This man’s invention could help Mexico’s rural poor get clean drinking water

Latin America

Mexico’s Yucatan peninsula is a flat and jungled region of 200 square kilometers, and is home to over four million people. Sixteen percent of this region’s population live in rural settlements, where both water and electricity are precious commodities.
CGTN’s Alasdair Baverstock reports.

“When it rains, the dirt roads here become impossible. We can be left with no clean water for many days,” explained Yucatan resident Rosa. “Water from the well is bad, and many of us get sick from drinking it. But we have no choice.”

The lack of a dependable water supply forces her family to drink from a ground well. The water is brackish, dirty and harbors waterborne diseases.

An engineering student at the state capital’s university, Jonathan Gual, saw the same problems during his work in these remote communities. His solution was a water purifier that harnesses the region’s intense sunlight.
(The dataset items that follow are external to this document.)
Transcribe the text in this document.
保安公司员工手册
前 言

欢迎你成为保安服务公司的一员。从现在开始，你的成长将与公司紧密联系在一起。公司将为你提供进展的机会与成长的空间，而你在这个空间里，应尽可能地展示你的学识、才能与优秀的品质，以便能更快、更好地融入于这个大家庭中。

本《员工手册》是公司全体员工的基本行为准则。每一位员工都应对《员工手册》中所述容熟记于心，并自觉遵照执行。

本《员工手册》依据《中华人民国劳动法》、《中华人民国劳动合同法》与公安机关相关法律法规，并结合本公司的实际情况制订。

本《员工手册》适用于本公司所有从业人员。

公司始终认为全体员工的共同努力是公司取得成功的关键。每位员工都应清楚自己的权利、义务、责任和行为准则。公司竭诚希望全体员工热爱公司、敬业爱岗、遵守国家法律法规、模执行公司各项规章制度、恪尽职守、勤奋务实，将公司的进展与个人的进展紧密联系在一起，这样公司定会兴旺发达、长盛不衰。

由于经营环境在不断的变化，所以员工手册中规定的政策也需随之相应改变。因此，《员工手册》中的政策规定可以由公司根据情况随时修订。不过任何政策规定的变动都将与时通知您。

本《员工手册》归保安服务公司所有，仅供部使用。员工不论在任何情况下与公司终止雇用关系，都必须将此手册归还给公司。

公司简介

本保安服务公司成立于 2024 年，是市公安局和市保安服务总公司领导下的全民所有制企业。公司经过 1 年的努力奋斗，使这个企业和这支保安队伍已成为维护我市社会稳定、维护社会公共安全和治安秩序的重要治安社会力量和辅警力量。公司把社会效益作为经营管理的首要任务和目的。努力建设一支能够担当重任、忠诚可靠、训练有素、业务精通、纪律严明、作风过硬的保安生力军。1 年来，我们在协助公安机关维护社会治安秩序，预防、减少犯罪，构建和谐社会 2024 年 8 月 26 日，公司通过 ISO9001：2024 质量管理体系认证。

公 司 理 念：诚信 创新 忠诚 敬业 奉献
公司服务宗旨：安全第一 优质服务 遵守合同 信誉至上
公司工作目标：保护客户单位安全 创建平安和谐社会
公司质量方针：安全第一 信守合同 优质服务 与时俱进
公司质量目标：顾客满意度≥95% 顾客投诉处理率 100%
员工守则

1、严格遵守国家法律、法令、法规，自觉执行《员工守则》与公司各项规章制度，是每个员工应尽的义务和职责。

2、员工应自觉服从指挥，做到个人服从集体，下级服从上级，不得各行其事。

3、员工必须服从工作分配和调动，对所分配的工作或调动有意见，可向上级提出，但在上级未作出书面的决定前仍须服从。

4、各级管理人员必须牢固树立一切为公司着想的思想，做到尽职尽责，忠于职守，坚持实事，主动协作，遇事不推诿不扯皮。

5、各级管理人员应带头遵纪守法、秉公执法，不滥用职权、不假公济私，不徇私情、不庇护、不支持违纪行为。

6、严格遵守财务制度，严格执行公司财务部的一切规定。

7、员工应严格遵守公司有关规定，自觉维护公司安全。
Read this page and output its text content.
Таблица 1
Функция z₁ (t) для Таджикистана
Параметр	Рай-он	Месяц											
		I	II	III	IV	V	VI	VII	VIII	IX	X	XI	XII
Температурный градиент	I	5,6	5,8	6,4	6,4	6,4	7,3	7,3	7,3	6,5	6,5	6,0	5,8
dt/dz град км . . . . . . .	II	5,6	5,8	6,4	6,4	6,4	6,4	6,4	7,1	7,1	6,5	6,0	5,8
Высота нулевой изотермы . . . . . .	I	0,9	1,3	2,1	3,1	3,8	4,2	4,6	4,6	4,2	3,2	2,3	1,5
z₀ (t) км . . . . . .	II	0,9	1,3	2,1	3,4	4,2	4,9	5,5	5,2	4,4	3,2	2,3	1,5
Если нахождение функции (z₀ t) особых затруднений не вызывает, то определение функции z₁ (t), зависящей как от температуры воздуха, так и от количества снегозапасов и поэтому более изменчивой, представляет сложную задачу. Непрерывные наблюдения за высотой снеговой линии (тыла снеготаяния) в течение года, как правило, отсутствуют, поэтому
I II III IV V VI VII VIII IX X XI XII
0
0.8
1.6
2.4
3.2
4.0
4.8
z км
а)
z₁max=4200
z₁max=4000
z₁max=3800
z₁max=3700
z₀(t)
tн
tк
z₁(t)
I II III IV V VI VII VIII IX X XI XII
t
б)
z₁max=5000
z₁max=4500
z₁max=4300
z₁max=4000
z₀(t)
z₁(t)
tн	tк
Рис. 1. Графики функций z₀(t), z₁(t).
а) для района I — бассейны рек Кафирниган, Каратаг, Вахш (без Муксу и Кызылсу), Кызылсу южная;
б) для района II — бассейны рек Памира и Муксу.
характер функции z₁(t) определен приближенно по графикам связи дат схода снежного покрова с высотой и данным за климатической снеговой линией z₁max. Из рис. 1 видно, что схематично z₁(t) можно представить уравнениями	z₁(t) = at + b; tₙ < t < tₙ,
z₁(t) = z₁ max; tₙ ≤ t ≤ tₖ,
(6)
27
“Water quality is equal to quality of life, and the life these people lead is entirely alien to existence in urban areas,” Gual said. “Seeing that such basic problems remain an issue in parts of my state made me very motivated to help.”

His water purifier works by exploiting what  Yucatan’s 4.5 kilowatt-hours of daily sunlight. That’s enough to power 75 regular lightbulbs. This sunlight evaporates and condenses water on a slanted glass roof, which then runs off, purified, into a storage tank.

Despite the abundant rainfall in the Yucatan, drinking water is not always available from the main supply. Bottled water is too remote and expensive for these rural communities. A water purifier that requires no electricity would greatly improve the region’s quality of life.

The machine can produce six liters of purified water a day, enough for a family of three. Gual’s purifier remains in its prototype stage, but he hopes it will soon see full-scale production.

“We are working on a larger model, which will be able to produce double or triple the amount of clean water that it is currently capable of, and therefore be able to meet the requirements of these families,” Gual explained.